Пелевин размывает крыловскую оппозицию стрекозы и муравья (все обратимо, все относительно). Его кредо – пародийный лозунг «Муравей муравью – жук, сверчок и стрекоза». При этом «альтернативы даны не в линейной последовательности развернутого до конца сначала одного, потом второго сюжета, а, так сказать, на высокой частоте переменного тока: каждый кадр сменяется альтернативным; маркер для опознания – та или иная одежда героя или прическа героини. Так сделана „Жизнь насекомых“, и в этом обаяние вещи» [Парамонов 2000].

Петрушевская не так явно, как Пелевин, апеллирует к баснописцу. Но, следуя в фарватере Крылова, она также демонстрирует постмодернистскую рефлексию на форму и содержание его басен, на литературоцентризм отечественной культуры, одним из столпов которой является Крылов, но, подчеркнем, на культуру, пропущенную сквозь массовое сознание, на поп-культуру в том числе.
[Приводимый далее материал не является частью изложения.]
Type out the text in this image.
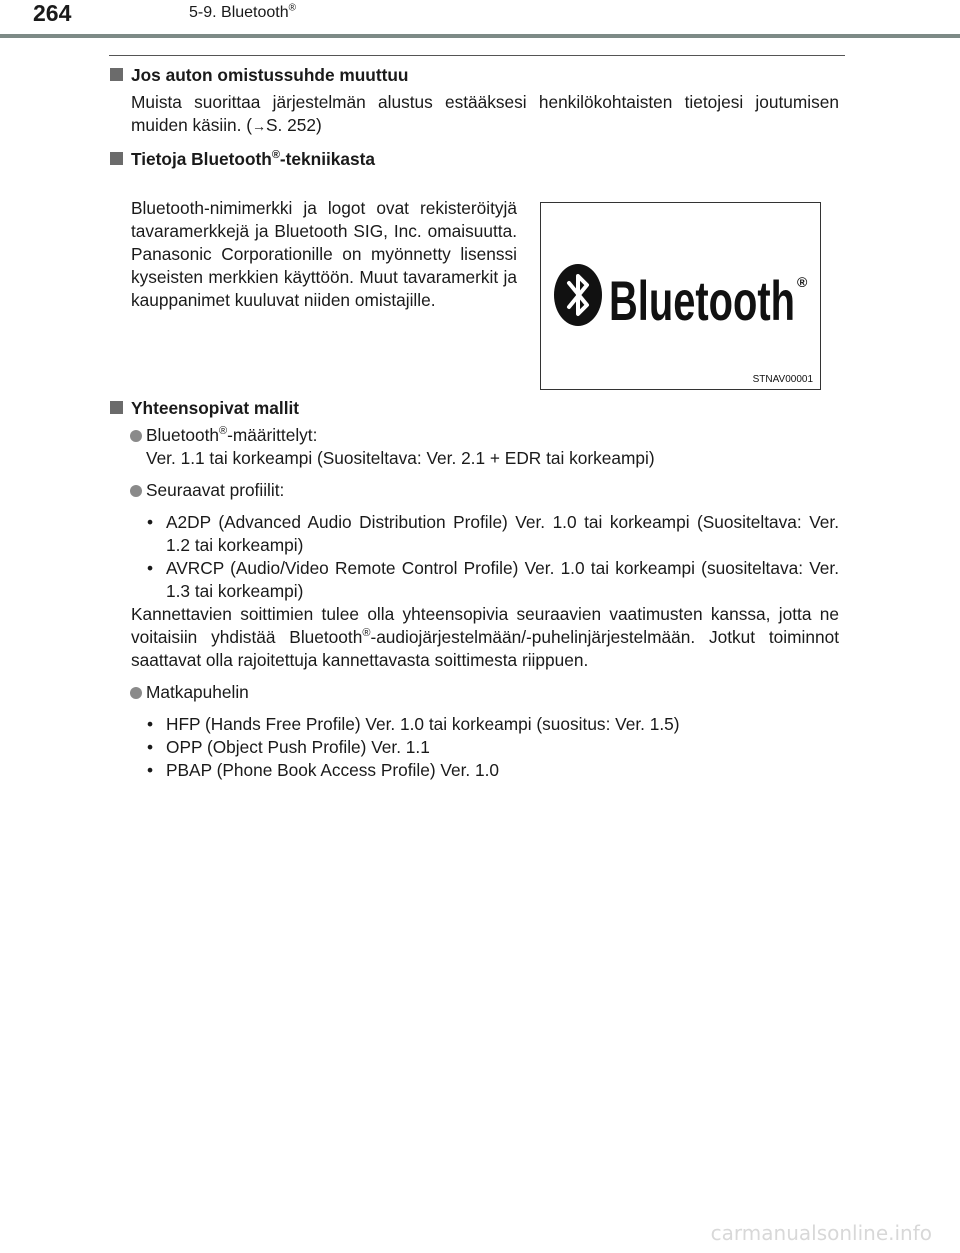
264	5-9. Bluetooth®

Jos auton omistussuhde muuttuu

Muista suorittaa järjestelmän alustus estääksesi henkilökohtaisten tietojesi joutumisen muiden käsiin. (→S. 252)

Tietoja Bluetooth®-tekniikasta

Bluetooth-nimimerkki ja logot ovat rekisteröityjä tavaramerkkejä ja Bluetooth SIG, Inc. omaisuutta. Panasonic Corporationille on myönnetty lisenssi kyseisten merkkien käyttöön. Muut tavaramerkit ja kauppanimet kuuluvat niiden omistajille.	Bluetooth ®
STNAV00001

Yhteensopivat mallit

Bluetooth®-määrittelyt:
Ver. 1.1 tai korkeampi (Suositeltava: Ver. 2.1 + EDR tai korkeampi)
Seuraavat profiilit:
• A2DP (Advanced Audio Distribution Profile) Ver. 1.0 tai korkeampi (Suositeltava: Ver. 1.2 tai korkeampi)
• AVRCP (Audio/Video Remote Control Profile) Ver. 1.0 tai korkeampi (suositeltava: Ver. 1.3 tai korkeampi)

Kannettavien soittimien tulee olla yhteensopivia seuraavien vaatimusten kanssa, jotta ne voitaisiin yhdistää Bluetooth®-audiojärjestelmään/-puhelinjärjestelmään. Jotkut toiminnot saattavat olla rajoitettuja kannettavasta soittimesta riippuen.

Matkapuhelin
• HFP (Hands Free Profile) Ver. 1.0 tai korkeampi (suositus: Ver. 1.5)
• OPP (Object Push Profile) Ver. 1.1
• PBAP (Phone Book Access Profile) Ver. 1.0
carmanualsonline.info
У Крылова нет имен, фамилий, кличек зооморфных персонажей. Только в более поздних изданиях в их наименованиях стали использоваться прописные буквы. Петрушевская создает аномальный микс имен действующих лиц: Евтушенко, блоха дядя Степа, Нина Заречная и др. В парных наименованиях присутствуют зародыши фабулы: клоп Мстислав, таракан Максимка, моль Нина, паук Афанасий, пчела Лёля, оса Фенечка. У Пелевина, в отличие от Петрушевской, имена собственные людей-насекомых (Дима, Митя, Марина и др.) функционируют отдельно от их идентификаторов в качестве человека, муравья, мотылька и т. д.

Стилю Петрушевской присущи лакунарность и избыточность. Муравьи (и не только) множатся уже в списке действующих лиц: муравей Галина Мурадовна, карликовый муравей Хна, карликовый муравей Сенна, гигантский муравей Зоя Мурадовна, муравей пастух Ленька. Фрагменты их жизни представлены в разных сказках-клипах. Здесь невозможен крыловский «какой-то муравей» (но и у Крылова не все муравьи одинаковы: есть и труженик, и хвастун).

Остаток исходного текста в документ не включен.